I could potentially replace numpy.random
with python's random
and get away with the problem. However in my actual application, the worker will execute user code (given as argument to the worker) which i have no control over, and would like to allow using numpy.random
functions in that user code. So I intentionally want to seed the global random generator (for each process independently).
This was tested with Python 2.7.10, numpy 1.11.0, 1.12.0 & 1.13.0, Ubuntu and OSX
It turns out this is coming from a Python buggy interaction of threading.Lock
and multiprocessing
.
np.random.seed
and most np.random.*
functions use a threading.Lock
to ensure thread-safety. A np.random.*
function generates a random number then update the seed (shared across threads), that's why a lock is needed. See np.random.seed and cont0_array (used by np.random.random()
and others).
Now how does this cause a problem in the above snippet ?
In a nutshell, the snippet hangs because the threading.Lock
state is inherited when forking. So when a child is forked at the same time the lock is acquired in the parent (by np.random.randint(10)

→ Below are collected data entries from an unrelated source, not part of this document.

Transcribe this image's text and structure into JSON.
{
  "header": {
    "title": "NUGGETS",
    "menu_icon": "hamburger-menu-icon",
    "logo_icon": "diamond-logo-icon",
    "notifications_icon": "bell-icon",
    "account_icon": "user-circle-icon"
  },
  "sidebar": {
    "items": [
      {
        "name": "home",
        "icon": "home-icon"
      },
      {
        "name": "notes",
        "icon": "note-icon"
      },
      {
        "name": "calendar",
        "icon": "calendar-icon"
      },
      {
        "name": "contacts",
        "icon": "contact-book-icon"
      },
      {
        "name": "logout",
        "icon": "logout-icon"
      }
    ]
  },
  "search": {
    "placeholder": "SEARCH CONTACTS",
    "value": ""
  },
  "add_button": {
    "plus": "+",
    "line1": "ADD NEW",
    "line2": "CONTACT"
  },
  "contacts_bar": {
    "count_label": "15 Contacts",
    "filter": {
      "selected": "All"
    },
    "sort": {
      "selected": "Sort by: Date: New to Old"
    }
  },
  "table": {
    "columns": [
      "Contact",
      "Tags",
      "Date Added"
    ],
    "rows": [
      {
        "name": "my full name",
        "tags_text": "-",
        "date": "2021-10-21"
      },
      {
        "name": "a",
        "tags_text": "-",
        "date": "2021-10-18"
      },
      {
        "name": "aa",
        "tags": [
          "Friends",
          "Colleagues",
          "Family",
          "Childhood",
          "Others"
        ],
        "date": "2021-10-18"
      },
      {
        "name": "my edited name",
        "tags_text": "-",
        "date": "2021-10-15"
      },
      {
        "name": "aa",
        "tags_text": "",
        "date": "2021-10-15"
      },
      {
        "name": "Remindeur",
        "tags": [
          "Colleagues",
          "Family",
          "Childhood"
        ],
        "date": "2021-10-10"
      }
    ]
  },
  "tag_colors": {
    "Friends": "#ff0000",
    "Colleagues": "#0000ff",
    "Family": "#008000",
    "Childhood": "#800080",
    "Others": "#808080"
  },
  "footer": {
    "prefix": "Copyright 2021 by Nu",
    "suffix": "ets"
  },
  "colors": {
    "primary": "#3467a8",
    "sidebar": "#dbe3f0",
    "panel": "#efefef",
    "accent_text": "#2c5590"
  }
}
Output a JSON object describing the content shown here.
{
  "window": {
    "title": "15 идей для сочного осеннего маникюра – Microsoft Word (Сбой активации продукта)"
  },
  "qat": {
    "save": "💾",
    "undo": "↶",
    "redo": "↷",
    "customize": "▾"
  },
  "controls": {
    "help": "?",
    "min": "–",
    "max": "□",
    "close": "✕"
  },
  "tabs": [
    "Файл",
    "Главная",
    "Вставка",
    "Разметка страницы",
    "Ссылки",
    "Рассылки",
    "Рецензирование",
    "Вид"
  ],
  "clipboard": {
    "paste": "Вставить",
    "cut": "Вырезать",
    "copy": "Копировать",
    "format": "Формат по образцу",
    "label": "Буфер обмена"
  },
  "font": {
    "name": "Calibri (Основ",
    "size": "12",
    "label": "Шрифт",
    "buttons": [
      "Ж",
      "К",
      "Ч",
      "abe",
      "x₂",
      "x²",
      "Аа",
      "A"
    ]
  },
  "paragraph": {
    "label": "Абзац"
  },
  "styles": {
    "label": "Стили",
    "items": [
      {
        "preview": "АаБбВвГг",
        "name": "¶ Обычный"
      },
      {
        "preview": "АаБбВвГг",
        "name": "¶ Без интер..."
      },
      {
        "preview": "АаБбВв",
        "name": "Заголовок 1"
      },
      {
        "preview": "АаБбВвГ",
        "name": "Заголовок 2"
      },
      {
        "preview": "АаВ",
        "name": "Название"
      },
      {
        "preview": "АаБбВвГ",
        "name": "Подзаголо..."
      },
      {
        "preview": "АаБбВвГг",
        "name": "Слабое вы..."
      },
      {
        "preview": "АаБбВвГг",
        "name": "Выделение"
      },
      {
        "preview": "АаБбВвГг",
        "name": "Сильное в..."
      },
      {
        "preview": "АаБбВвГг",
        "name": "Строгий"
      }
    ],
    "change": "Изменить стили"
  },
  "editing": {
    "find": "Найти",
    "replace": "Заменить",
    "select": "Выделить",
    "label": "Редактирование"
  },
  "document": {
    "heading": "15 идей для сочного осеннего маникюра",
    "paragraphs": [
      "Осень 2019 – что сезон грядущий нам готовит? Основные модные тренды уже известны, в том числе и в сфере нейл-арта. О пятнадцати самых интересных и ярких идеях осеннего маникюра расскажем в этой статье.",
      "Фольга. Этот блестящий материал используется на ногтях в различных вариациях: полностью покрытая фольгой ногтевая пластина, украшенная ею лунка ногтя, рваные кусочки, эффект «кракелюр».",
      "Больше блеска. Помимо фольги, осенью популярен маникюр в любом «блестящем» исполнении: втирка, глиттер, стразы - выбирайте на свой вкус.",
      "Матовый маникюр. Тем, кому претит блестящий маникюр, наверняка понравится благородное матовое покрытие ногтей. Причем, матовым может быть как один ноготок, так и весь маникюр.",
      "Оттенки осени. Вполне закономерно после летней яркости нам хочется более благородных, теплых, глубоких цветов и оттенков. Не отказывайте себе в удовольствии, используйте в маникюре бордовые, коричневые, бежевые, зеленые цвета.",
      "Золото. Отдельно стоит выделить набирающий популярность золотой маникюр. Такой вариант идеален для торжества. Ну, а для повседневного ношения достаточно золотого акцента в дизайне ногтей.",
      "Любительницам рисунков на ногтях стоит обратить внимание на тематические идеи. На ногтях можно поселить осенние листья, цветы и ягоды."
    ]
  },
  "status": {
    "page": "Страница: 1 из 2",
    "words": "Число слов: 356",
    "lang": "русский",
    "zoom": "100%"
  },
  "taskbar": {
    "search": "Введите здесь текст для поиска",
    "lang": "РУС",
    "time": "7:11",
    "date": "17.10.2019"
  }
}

), the child deadlocks (at np.random.seed
).
@njsmith explains it in this github issue https://github.com/numpy/numpy/issues/9248#issuecomment-308054786
multiprocessing.Pool spawns a background thread to manage workers: https://github.com/python/cpython/blob/aefa7ebf0ff0f73feee7ab24f4cdcb2014d83ee5/Lib/multiprocessing/pool.py#L170-L173
It loops in the background calling _maintain_pool: https://github.com/python/cpython/blob/aefa7ebf0ff0f73feee7ab24f4cdcb2014d83ee5/Lib/multiprocessing/pool.py#L366
If a worker exits, for example due to a maxtasksperchild limit, then _maintain_pool calls _repopulate_pool: https://github.com/python/cpython/blob/aefa7ebf0ff0f73feee7ab24f4cdcb2014d83ee5/Lib/multiprocessing/pool.py#L240
And then _repopulate_pool forks some new workers, still in this background thread: https://github.com/python/cpython/blob/aefa7ebf0ff0f73feee7ab24f4cdcb2014d83ee5/Lib/multiprocessing/pool.py#L224
So what's happening is that eventually you get unlucky, and at the same moment that your main thread is calling some np.random function and holding the lock, multiprocessing decides to fork a child, which starts out with the np.random lock already held but the thread that was holding it is gone. Then the child tries to call into np.random, which requires taking the lock, and so the child deadlocks.
The simple workaround here is to not use fork with multiprocessing. If you use the spawn or forkserver start methods then this should go away.
For a proper fix.... ughhh. I guess we.. need to register a pthread_atfork pre-fork handler that takes the np.random lock before fork and then releases it afterwards? And really I guess we need to do this for every lock in numpy, which requires something like keeping a weakset of every RandomState object, and _FFTCache also appears to have a lock...
(On the plus side, this would also give us an opportunity to reinitialize the global random state in the child, which we really should be doing in cases where the user hasn't explicitly seeded it.)